Após 54 dias de greve, estudantes da USP recomendam encerrar a paralisação e retornar às aulas. A decisão ocorreu em assembleia na noite de segunda (8) e envolve a maioria dos votos entre alunos. A prática, porém, depende de cada unidade.
A votação teve 323 favoráveis ao encerramento, 255 pela continuidade e 9 abstenções. O pleito não encerra o movimento de imediato: cada faculdade deverá promover assembleias para decidir a retomada.
Parte das unidades já voltou ao funcionamento, como Direito, Medicina, Escola Politécnica e campi no interior. A reitoria, porém, manteve a condição de que a decisão final cabe às respectivas unidades.
A greve começou em 14 de abril e alcançou 43 unidades. Os estudantes reivindicavam o aumento do Pafpe, benefício para permanência estudantil, inicialmente igualar ao salário mínimo, depois pleiteando R$ 1.096 mensais.
Os protestos incluíram piquetes, ocupação de reitoria e pressão por melhorias no Crusp. A gestão já ofereceu reajuste do auxílio de R$ 885 para R$ 912 e melhorias em habitação, com canais de diálogo ampliados, segundo a administração.
Durante as negociações, houve críticas a supostas extrapolações da pauta universitária pelo movimento.

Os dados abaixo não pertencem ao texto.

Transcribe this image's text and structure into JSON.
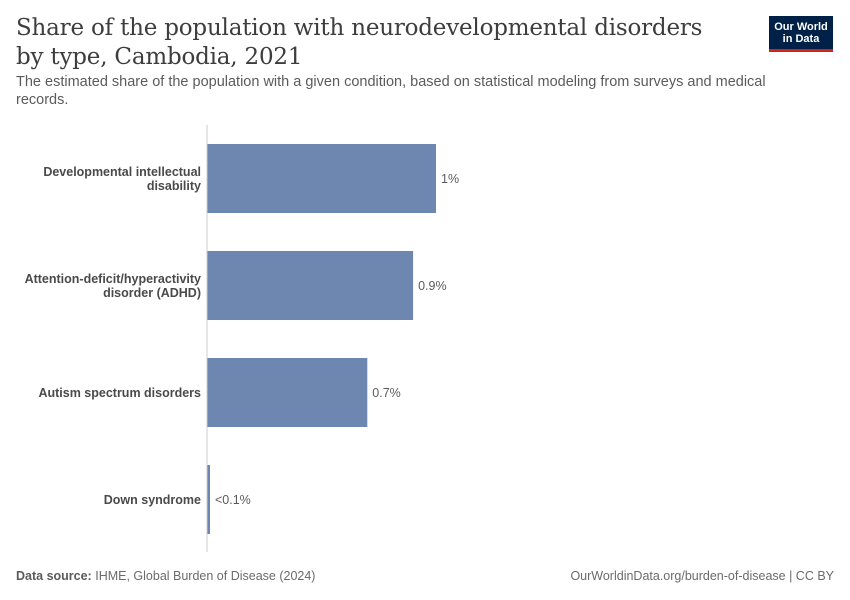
{
  "title": "Share of the population with neurodevelopmental disorders by type, Cambodia, 2021",
  "subtitle": "The estimated share of the population with a given condition, based on statistical modeling from surveys and medical records.",
  "logo": {
    "line1": "Our World",
    "line2": "in Data"
  },
  "footer": {
    "source_label": "Data source:",
    "source_text": "IHME, Global Burden of Disease (2024)",
    "link": "OurWorldinData.org/burden-of-disease | CC BY"
  },
  "colors": {
    "bar": "#6d87b0",
    "axis": "#cccccc"
  },
  "chart_data": {
    "type": "bar",
    "orientation": "horizontal",
    "categories": [
      [
        "Developmental intellectual",
        "disability"
      ],
      [
        "Attention-deficit/hyperactivity",
        "disorder (ADHD)"
      ],
      [
        "Autism spectrum disorders"
      ],
      [
        "Down syndrome"
      ]
    ],
    "values": [
      1.0,
      0.9,
      0.7,
      0.01
    ],
    "value_labels": [
      "1%",
      "0.9%",
      "0.7%",
      "<0.1%"
    ],
    "unit": "%"
  }
}
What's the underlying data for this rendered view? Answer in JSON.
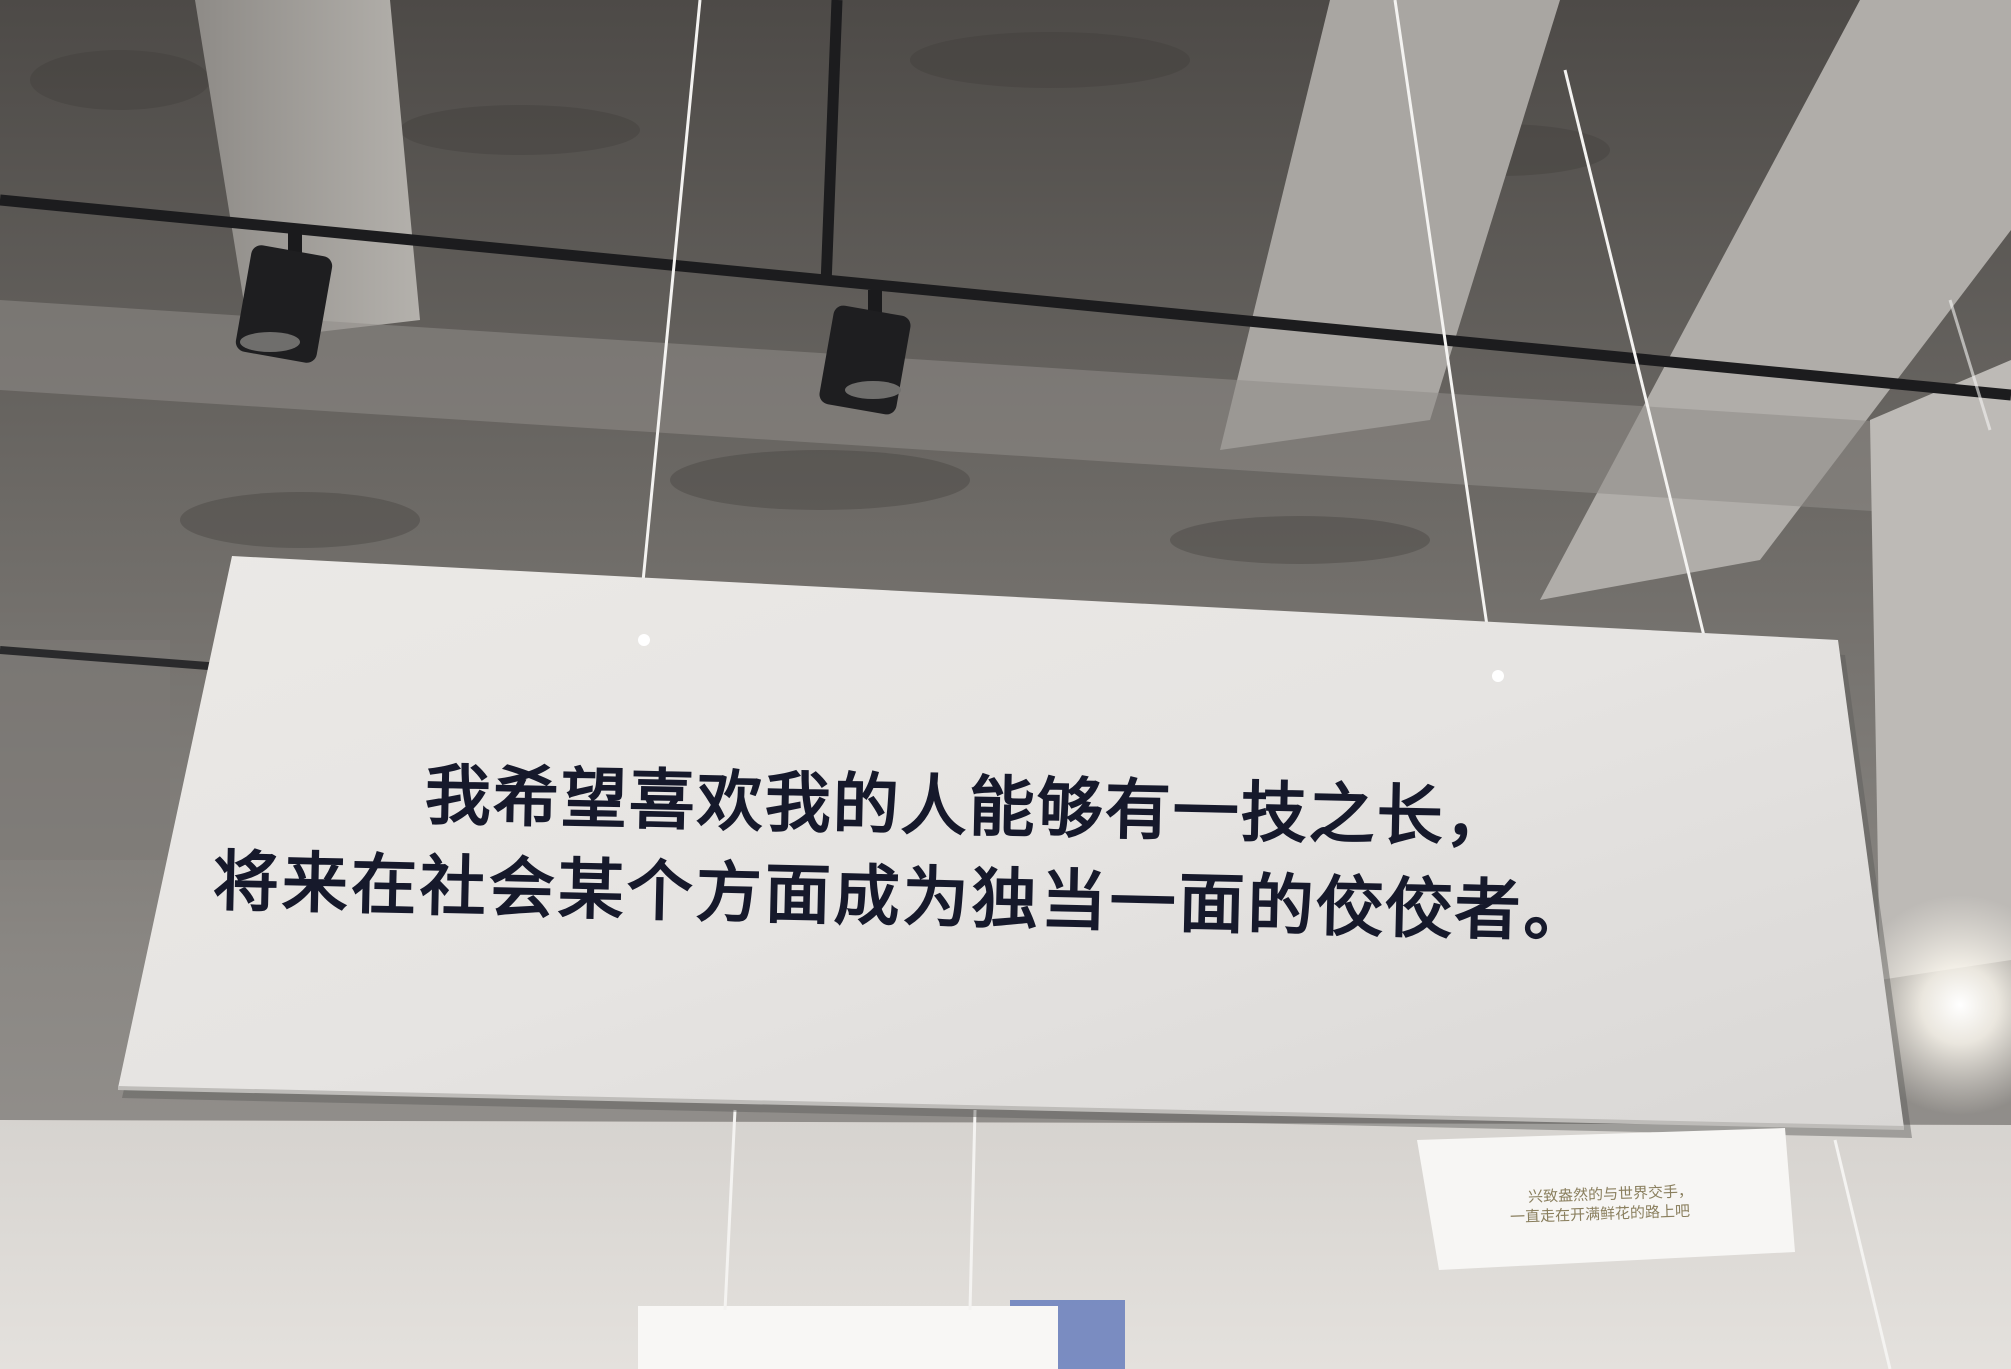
{
  "photo": {
    "main_sign": {
      "line_1": "我希望喜欢我的人能够有一技之长，",
      "line_2": "将来在社会某个方面成为独当一面的佼佼者。"
    },
    "small_card": {
      "line_1": "兴致盎然的与世界交手，",
      "line_2": "一直走在开满鲜花的路上吧"
    }
  }
}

O reitor afirmou que a greve avançou para temas não vinculados à gestão da instituição, enquanto representantes estudantis cobraram continuidade do diálogo.
O retorno gradual das atividades ocorre em um contexto de aproximação do fim do semestre. Estudantes discutem agora o calendário de reposição das etapas suspensas e a organização das próximas etapas acadêmicas.